On July 26, the Financial Accounting Standards Board (FASB or Board) issued a proposal (the Proposal) that would change the disclosure requirements for income taxes. The Proposal will be of particular interest to NAREIT members with taxable REIT subsidiaries, as it could add additional disclosures to existing requirements. If you are interested in participating in a task force that will evaluate the Proposal and consider whether NAREIT should develop a response to the Board, please contact Christopher Drula at cdrula@nareit.com by August 22. Comments are due to the Board by Sept. 30.

The Board is seeking constituent input on whether the following disclosures should be required for all companies:

  • Description of any enacted change in tax law that is probable to have an effect on the reporting organization in a future period;
  • Income (or loss) from continuing operations before income tax expense (or benefit) separated between domestic and foreign jurisdictions;
  • Income tax expense (or benefit) from continuing operations separated between domestic and foreign jurisdictions;
  • Income taxes paid separated between domestic and foreign jurisdictions, and the amount of income taxes paid to any country that is significant to total income taxes paid;
  • An explanation of circumstances that caused a change in assertion about the indefinite reinvestment of undistributed foreign earnings and the corresponding amount of those earnings; and,
  • The aggregate of cash, cash equivalents, and marketable securities held by foreign subsidiaries.

The Board also seeks input on whether the following disclosure requirements should be added for public companies:

  • Within the reconciliation of the total amounts of unrecognized tax benefits at the beginning and the end of the period, settlements using existing deferred tax assets separate from those that have been or will be settled in cash.
  • The line items in the statement of financial position in which the unrecognized tax benefits are presented and the related amounts of such unrecognized tax benefits.

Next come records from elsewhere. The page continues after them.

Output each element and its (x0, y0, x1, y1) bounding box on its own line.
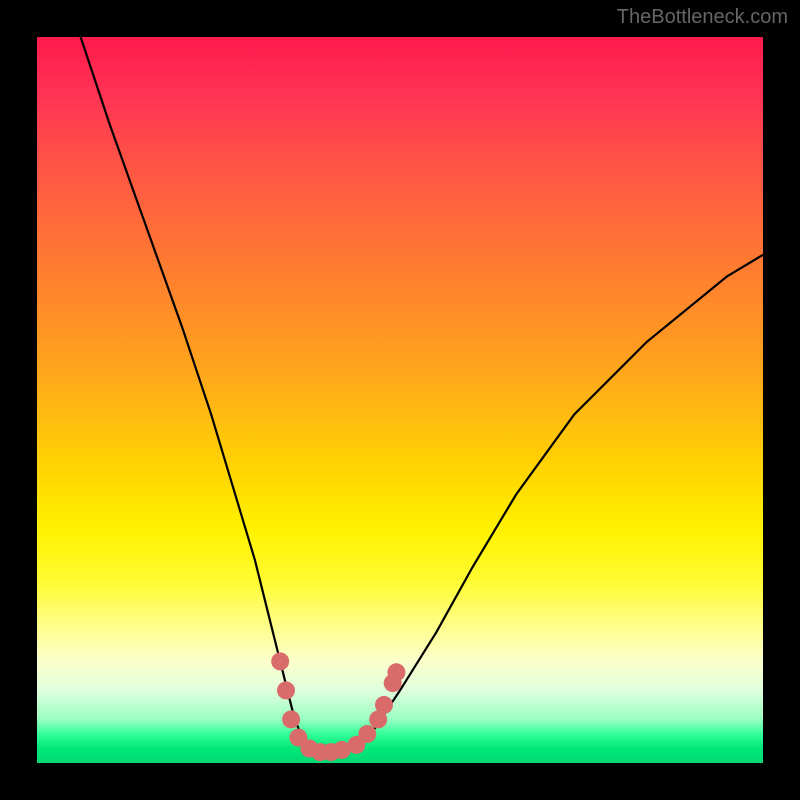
watermark-text: TheBottleneck.com (617, 6, 788, 29)
marker-dot (387, 663, 405, 681)
plot-area (37, 37, 763, 763)
marker-dot (277, 681, 295, 699)
curve-layer (37, 37, 763, 763)
marker-dot (375, 696, 393, 714)
bottleneck-curve (81, 37, 763, 752)
marker-dot (271, 652, 289, 670)
marker-dot (358, 725, 376, 743)
marker-dot (282, 710, 300, 728)
chart-container: TheBottleneck.com (0, 0, 800, 800)
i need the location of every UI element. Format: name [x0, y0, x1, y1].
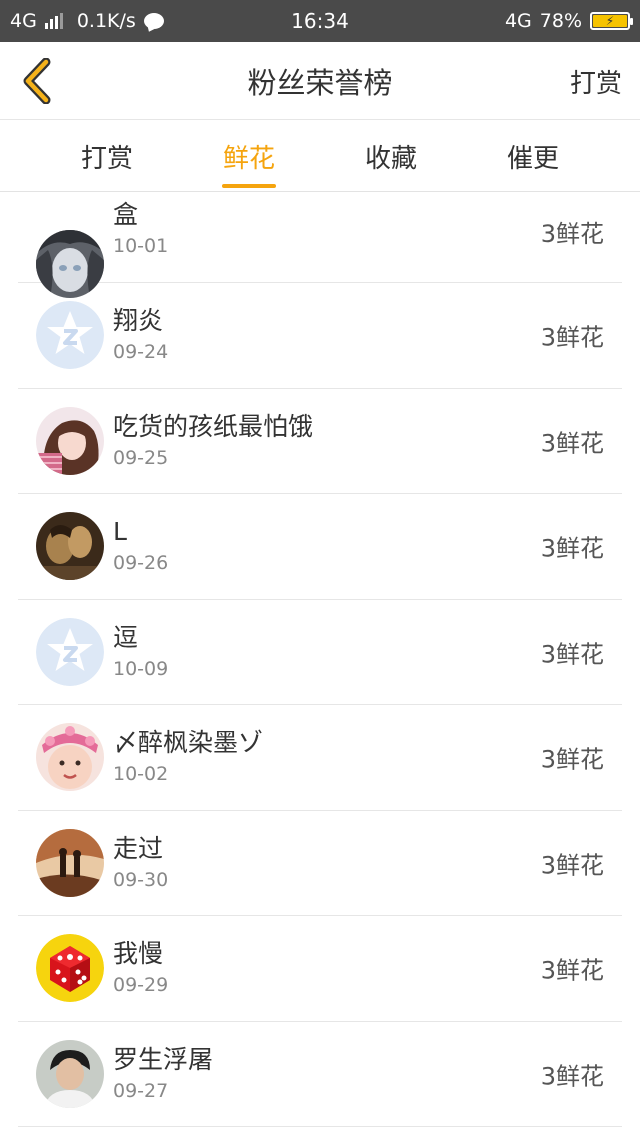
- flower-count: 3鲜花: [540, 640, 604, 669]
- tab-reward[interactable]: 打赏: [36, 120, 178, 192]
- user-name: 吃货的孩纸最怕饿: [113, 411, 314, 441]
- flower-count: 3鲜花: [540, 534, 604, 563]
- user-name: 盒: [113, 200, 139, 229]
- item-date: 09-30: [113, 868, 169, 891]
- user-name: 我慢: [113, 939, 164, 969]
- battery-percent: 78%: [539, 10, 582, 32]
- item-info: 盒 10-01: [113, 198, 168, 260]
- item-date: 09-29: [113, 974, 169, 997]
- user-name: 走过: [113, 833, 164, 863]
- avatar[interactable]: [36, 934, 104, 1003]
- item-info: 〆醉枫染墨ゾ 10-02: [113, 726, 263, 788]
- tab-flowers[interactable]: 鲜花: [178, 120, 320, 192]
- tab-label: 收藏: [364, 143, 417, 174]
- tab-bar: 打赏 鲜花 收藏 催更: [0, 120, 640, 192]
- tab-urge-update[interactable]: 催更: [462, 120, 604, 192]
- boy-photo-avatar-icon: [36, 1039, 104, 1108]
- status-right: 4G 78% ⚡: [504, 0, 633, 42]
- flower-count: 3鲜花: [540, 429, 604, 458]
- list-item[interactable]: 罗生浮屠 09-27 3鲜花: [18, 1022, 622, 1127]
- item-date: 09-27: [113, 1079, 169, 1102]
- item-info: 逗 10-09: [113, 621, 168, 683]
- avatar[interactable]: [36, 406, 104, 475]
- item-date: 09-24: [113, 341, 169, 364]
- list-item[interactable]: 〆醉枫染墨ゾ 10-02 3鲜花: [18, 705, 622, 811]
- tab-label: 打赏: [80, 143, 133, 174]
- girl-photo-avatar-icon: [36, 406, 104, 475]
- back-button[interactable]: [12, 56, 62, 106]
- avatar[interactable]: [36, 617, 104, 686]
- tab-label: 鲜花: [222, 143, 275, 174]
- avatar[interactable]: [36, 723, 104, 792]
- flower-count: 3鲜花: [540, 323, 604, 352]
- default-qq-avatar-icon: [36, 617, 104, 686]
- item-info: 我慢 09-29: [113, 937, 168, 999]
- list-item[interactable]: 翔炎 09-24 3鲜花: [18, 283, 622, 389]
- chevron-left-icon: [23, 58, 51, 104]
- list-item[interactable]: 逗 10-09 3鲜花: [18, 600, 622, 705]
- battery-icon: ⚡: [590, 12, 633, 30]
- user-name: L: [113, 517, 127, 547]
- list-item[interactable]: 盒 10-01 3鲜花: [18, 192, 622, 298]
- avatar[interactable]: [36, 301, 104, 370]
- list-item[interactable]: 我慢 09-29 3鲜花: [18, 916, 622, 1022]
- status-bar: 4G 0.1K/s 16:34 4G 78% ⚡: [0, 0, 640, 42]
- item-info: 走过 09-30: [113, 832, 168, 894]
- item-info: 翔炎 09-24: [113, 304, 168, 366]
- avatar[interactable]: [36, 1039, 104, 1108]
- item-date: 10-09: [113, 657, 169, 680]
- item-date: 10-02: [113, 763, 169, 786]
- reward-button[interactable]: 打赏: [570, 42, 622, 120]
- flower-count: 3鲜花: [540, 851, 604, 880]
- baby-photo-avatar-icon: [36, 723, 104, 792]
- app-header: 粉丝荣誉榜 打赏: [0, 42, 640, 120]
- flower-count: 3鲜花: [540, 220, 604, 248]
- list-item[interactable]: 走过 09-30 3鲜花: [18, 811, 622, 916]
- flower-count: 3鲜花: [540, 745, 604, 774]
- list-item[interactable]: L 09-26 3鲜花: [18, 494, 622, 600]
- item-date: 09-25: [113, 446, 169, 469]
- sunset-couple-avatar-icon: [36, 828, 104, 897]
- avatar[interactable]: [36, 828, 104, 897]
- red-dice-avatar-icon: [36, 934, 104, 1003]
- avatar[interactable]: [36, 512, 104, 581]
- tab-label: 催更: [506, 143, 559, 174]
- user-name: 逗: [113, 622, 139, 652]
- item-date: 10-01: [113, 235, 169, 257]
- item-info: 吃货的孩纸最怕饿 09-25: [113, 410, 313, 472]
- flower-count: 3鲜花: [540, 956, 604, 985]
- item-info: L 09-26: [113, 515, 168, 577]
- fan-ranking-list: 盒 10-01 3鲜花 翔炎 09-24 3鲜花 吃货的孩纸最怕饿 09-25 …: [18, 192, 622, 1127]
- item-info: 罗生浮屠 09-27: [113, 1043, 213, 1105]
- active-tab-indicator: [222, 184, 276, 188]
- network-indicator-right: 4G: [504, 10, 532, 32]
- page-title: 粉丝荣誉榜: [247, 66, 393, 100]
- user-name: 罗生浮屠: [113, 1044, 214, 1074]
- default-qq-avatar-icon: [36, 301, 104, 370]
- sepia-photo-avatar-icon: [36, 512, 104, 581]
- user-name: 〆醉枫染墨ゾ: [113, 728, 264, 758]
- tab-favorites[interactable]: 收藏: [320, 120, 462, 192]
- flower-count: 3鲜花: [540, 1062, 604, 1091]
- list-item[interactable]: 吃货的孩纸最怕饿 09-25 3鲜花: [18, 389, 622, 494]
- user-name: 翔炎: [113, 306, 164, 336]
- item-date: 09-26: [113, 552, 169, 575]
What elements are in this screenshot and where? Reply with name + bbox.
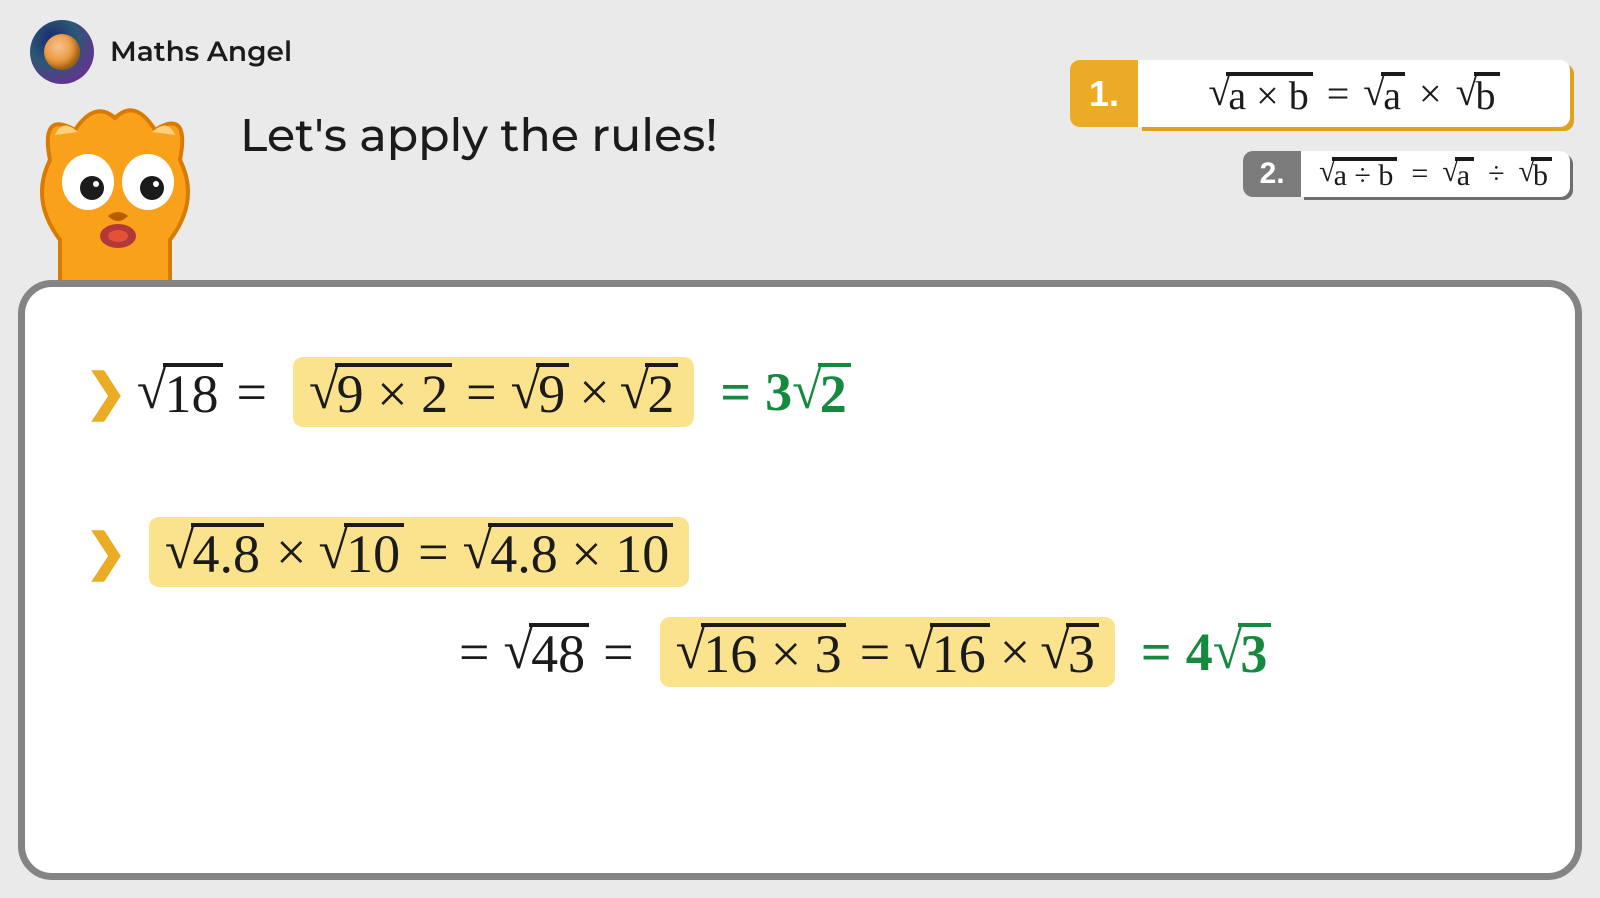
- rules-panel: 1. √a × b = √a × √b 2. √a ÷ b = √a ÷ √b: [1070, 60, 1570, 197]
- equals-sign: =: [466, 361, 496, 423]
- sqrt-3: √3: [1040, 623, 1099, 681]
- ex1-result-rad: 2: [818, 363, 851, 421]
- rule-2-lhs: a ÷ b: [1332, 157, 1398, 191]
- ex1-highlight: √9 × 2 = √9 × √2: [293, 357, 694, 427]
- sqrt-icon: √a ÷ b: [1319, 157, 1397, 191]
- times-sign: ×: [1419, 70, 1442, 117]
- rule-1: 1. √a × b = √a × √b: [1070, 60, 1570, 127]
- equals-sign: =: [459, 621, 489, 683]
- ex2-split-a: 16: [930, 623, 990, 681]
- ex2-a: 4.8: [191, 523, 265, 581]
- sqrt-10: √10: [319, 523, 405, 581]
- ex1-result: 3 √2: [765, 361, 851, 423]
- ex2-result-coef: 4: [1186, 621, 1213, 683]
- sqrt-16x3: √16 × 3: [676, 623, 846, 681]
- rule-2-formula: √a ÷ b = √a ÷ √b: [1301, 151, 1570, 197]
- ex2-prod-body: 4.8 × 10: [488, 523, 673, 581]
- ex2-b: 10: [344, 523, 404, 581]
- ex1-start: 18: [163, 363, 223, 421]
- equals-sign: =: [1327, 70, 1350, 117]
- ex1-split-a: 9: [536, 363, 569, 421]
- sqrt-9: √9: [511, 363, 570, 421]
- equals-sign: =: [860, 621, 890, 683]
- ex2-factored: 16 × 3: [701, 623, 845, 681]
- cat-mascot-icon: [20, 90, 210, 300]
- times-sign: ×: [276, 521, 306, 583]
- sqrt-icon: √a: [1442, 157, 1474, 191]
- equals-sign: =: [1411, 157, 1428, 191]
- divide-sign: ÷: [1488, 157, 1504, 191]
- sqrt-4.8: √4.8: [165, 523, 264, 581]
- ex2-prod-val: 48: [529, 623, 589, 681]
- equals-sign: =: [418, 521, 448, 583]
- equals-sign: =: [603, 621, 633, 683]
- sqrt-icon: √a × b: [1208, 72, 1312, 116]
- ex2-result-rad: 3: [1238, 623, 1271, 681]
- work-board: ❯ √18 = √9 × 2 = √9 × √2 = 3 √2 ❯ √4.8 ×…: [18, 280, 1582, 880]
- times-sign: ×: [579, 361, 609, 423]
- sqrt-18: √18: [137, 363, 223, 421]
- ex2-result: 4 √3: [1186, 621, 1272, 683]
- ex1-factored: 9 × 2: [335, 363, 452, 421]
- ex1-result-coef: 3: [765, 361, 792, 423]
- sqrt-result-icon: √3: [1213, 623, 1272, 681]
- times-sign: ×: [1000, 621, 1030, 683]
- sqrt-48: √48: [503, 623, 589, 681]
- sqrt-icon: √b: [1519, 157, 1552, 191]
- example-2-line-2: = √48 = √16 × 3 = √16 × √3 = 4 √3: [445, 617, 1535, 687]
- sqrt-icon: √b: [1456, 72, 1500, 116]
- brand-name: Maths Angel: [110, 35, 292, 69]
- equals-sign: =: [720, 361, 751, 423]
- sqrt-4.8x10: √4.8 × 10: [463, 523, 674, 581]
- example-2-line-1: ❯ √4.8 × √10 = √4.8 × 10: [85, 517, 1535, 587]
- page-title: Let's apply the rules!: [240, 106, 718, 163]
- rule-1-formula: √a × b = √a × √b: [1138, 60, 1570, 127]
- sqrt-16: √16: [904, 623, 990, 681]
- rule-2-number: 2.: [1243, 151, 1301, 197]
- equals-sign: =: [1141, 621, 1172, 683]
- sqrt-9x2: √9 × 2: [309, 363, 452, 421]
- rule-1-lhs: a × b: [1226, 72, 1312, 116]
- chevron-icon: ❯: [85, 523, 115, 581]
- sqrt-2: √2: [620, 363, 679, 421]
- chevron-icon: ❯: [85, 363, 115, 421]
- rule-2: 2. √a ÷ b = √a ÷ √b: [1243, 151, 1570, 197]
- sqrt-icon: √a: [1363, 72, 1405, 116]
- ex2-highlight-1: √4.8 × √10 = √4.8 × 10: [149, 517, 689, 587]
- logo-icon: [30, 20, 94, 84]
- rule-1-number: 1.: [1070, 60, 1138, 127]
- ex1-split-b: 2: [645, 363, 678, 421]
- equals-sign: =: [237, 361, 267, 423]
- example-1: ❯ √18 = √9 × 2 = √9 × √2 = 3 √2: [85, 357, 1535, 427]
- ex2-highlight-2: √16 × 3 = √16 × √3: [660, 617, 1115, 687]
- sqrt-result-icon: √2: [792, 363, 851, 421]
- ex2-split-b: 3: [1066, 623, 1099, 681]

If the unrecognized tax benefits are not presented in the statement of financial position, those amounts should be disclosed separately.
  • The amount and explanation of the valuation allowance recognized and/or released during the reporting period.
  • The total amount of unrecognized tax benefits that offsets the deferred tax assets for carryforwards.

The Proposal would also require public companies to disclose the amounts of federal, state, and foreign carryforwards (both tax effected and not tax effected) by time period of expiration for each of the first five years after the reporting date and a total for any remaining years.

The Proposal would eliminate the requirement for all organizations to:

  • Disclose the nature and estimate of the range of the reasonably possible change in the unrecognized tax benefits balance in the next 12 months; or,
  • Affirmatively state that an estimate of the range cannot be made.

The Proposal would also modify the existing rate reconciliation requirement for public companies to be consistent with U.S. Securities and Exchange Commission regulations and would require all entities to disclose the description of a legally enforceable agreement with a government which could reduce its tax burden. These disclosures would include the duration of the agreement and the commitments made with the government under that agreement and the amount of benefit that reduces, or may reduce, its income tax burden.